Yes, Republicans at that time were in campaign mode. But Republicans are always in campaign mode -- they're certainly looking ahead to 2012 already. If the president plays possum, I think they won't try to gut entitlements in their budgets -- not in this Congress. Frankly -- and I know this is minority opinion on the left -- I'm not sure if they'll ever seriously try to gut entitlements. They won't as long as older voters, very much including their own base, zealously defend their right to those entitlements.

Oh, sure, I think the GOP plans a nasty budget, and probably plans brinkmanship with the debt ceiling. But I think the nastiness of the budget will completely avoid the appearance of targeting sacred cows. It will be something along the lines of "roll all spending back to 2008 levels, then have an [X]% across-the-board cut." It might include Fox-worthy attacks on Planned Parenthood and public broadcasting, and a (probably porous) earmark ban. But I bet the great fiscal stewards of the GOP will avoid doing anything that will infuriate voters across the political spectrum -- unless Obama gives them cover by doing it first.
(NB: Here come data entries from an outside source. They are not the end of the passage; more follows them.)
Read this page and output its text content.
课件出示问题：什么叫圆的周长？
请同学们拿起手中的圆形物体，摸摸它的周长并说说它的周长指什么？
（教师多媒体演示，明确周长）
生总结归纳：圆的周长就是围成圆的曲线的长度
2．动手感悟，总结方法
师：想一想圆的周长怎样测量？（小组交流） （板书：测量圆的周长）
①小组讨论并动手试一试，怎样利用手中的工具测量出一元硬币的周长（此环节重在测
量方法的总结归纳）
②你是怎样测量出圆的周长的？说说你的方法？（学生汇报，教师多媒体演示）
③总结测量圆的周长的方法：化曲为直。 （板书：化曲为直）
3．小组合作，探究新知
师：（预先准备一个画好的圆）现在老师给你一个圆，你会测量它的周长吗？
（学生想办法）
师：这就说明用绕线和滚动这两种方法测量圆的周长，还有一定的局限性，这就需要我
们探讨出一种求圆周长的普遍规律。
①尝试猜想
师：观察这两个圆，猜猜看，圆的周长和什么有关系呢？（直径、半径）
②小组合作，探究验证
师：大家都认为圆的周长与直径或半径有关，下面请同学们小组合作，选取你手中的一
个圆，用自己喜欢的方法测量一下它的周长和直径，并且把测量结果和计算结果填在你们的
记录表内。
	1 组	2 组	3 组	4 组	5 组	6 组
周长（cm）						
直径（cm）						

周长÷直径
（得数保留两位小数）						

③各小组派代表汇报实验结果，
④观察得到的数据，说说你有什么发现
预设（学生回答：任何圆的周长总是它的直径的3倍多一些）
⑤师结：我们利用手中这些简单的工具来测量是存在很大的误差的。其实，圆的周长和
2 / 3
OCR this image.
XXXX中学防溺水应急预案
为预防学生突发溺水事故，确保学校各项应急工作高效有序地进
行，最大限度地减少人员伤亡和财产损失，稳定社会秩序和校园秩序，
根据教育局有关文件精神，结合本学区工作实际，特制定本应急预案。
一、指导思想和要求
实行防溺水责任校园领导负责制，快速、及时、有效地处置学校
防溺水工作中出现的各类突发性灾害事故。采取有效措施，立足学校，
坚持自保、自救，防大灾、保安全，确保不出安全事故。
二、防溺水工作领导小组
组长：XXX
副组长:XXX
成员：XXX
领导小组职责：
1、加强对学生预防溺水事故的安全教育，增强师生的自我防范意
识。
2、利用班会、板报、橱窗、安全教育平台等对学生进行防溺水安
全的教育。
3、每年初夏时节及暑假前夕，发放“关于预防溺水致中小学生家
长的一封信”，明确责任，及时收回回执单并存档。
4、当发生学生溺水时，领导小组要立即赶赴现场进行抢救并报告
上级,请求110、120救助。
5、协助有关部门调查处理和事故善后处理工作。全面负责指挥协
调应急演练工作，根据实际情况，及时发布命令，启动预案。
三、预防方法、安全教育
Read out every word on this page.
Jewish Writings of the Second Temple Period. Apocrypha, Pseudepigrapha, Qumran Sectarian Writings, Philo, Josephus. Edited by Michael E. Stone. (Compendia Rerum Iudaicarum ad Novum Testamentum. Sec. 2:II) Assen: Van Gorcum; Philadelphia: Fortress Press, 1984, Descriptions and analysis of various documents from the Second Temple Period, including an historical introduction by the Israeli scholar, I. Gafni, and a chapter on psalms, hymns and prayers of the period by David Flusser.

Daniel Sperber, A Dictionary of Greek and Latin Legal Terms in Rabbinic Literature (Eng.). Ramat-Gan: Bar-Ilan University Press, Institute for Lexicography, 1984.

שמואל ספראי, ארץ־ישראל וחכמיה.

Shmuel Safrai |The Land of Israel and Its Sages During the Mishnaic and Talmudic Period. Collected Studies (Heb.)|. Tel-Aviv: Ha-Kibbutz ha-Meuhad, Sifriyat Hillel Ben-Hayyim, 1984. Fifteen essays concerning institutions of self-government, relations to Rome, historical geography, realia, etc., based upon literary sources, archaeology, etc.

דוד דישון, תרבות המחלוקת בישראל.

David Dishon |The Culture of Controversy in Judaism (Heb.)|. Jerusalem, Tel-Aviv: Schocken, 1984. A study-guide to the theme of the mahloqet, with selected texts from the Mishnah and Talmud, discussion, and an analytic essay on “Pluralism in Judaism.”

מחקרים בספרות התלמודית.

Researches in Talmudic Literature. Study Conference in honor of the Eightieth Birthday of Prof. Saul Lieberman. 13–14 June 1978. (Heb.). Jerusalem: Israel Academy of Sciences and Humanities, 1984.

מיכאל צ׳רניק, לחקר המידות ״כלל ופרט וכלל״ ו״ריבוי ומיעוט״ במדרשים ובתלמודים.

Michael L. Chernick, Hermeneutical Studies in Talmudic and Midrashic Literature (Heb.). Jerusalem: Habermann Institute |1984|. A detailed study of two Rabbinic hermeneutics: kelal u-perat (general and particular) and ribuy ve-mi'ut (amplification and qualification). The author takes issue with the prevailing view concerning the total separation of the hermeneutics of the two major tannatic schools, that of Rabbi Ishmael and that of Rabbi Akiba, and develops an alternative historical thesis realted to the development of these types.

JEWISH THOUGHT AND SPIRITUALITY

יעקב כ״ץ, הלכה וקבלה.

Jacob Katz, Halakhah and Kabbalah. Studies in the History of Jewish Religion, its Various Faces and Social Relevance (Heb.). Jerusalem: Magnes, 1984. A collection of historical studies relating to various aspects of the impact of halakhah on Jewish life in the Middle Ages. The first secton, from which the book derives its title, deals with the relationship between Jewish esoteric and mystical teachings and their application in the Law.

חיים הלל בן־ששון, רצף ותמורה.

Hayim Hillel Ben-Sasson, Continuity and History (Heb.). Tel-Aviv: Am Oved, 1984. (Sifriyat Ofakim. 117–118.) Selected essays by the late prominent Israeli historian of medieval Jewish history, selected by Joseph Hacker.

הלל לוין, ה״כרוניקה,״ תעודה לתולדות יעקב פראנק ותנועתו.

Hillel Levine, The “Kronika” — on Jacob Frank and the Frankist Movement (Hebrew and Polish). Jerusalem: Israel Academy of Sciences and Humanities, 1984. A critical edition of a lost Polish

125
Paul Ryan? He'll be told to be a good boy and wait to implement his ideas -- and if Obama never pushes Ryan-esque ideas, the GOP will never push them at all. They'll be like the Human Life Amendment -- something the GOP claims to support and never actually fights to achieve.

Pardoxically, Ryan's right-wing radicalism is put on display by the GOP to impress Broderesque centrists in the Beltway; the right-wing radicals in the tea party don't actually want what he wants. But Obama may not understand the game, and we may be doomed as a result.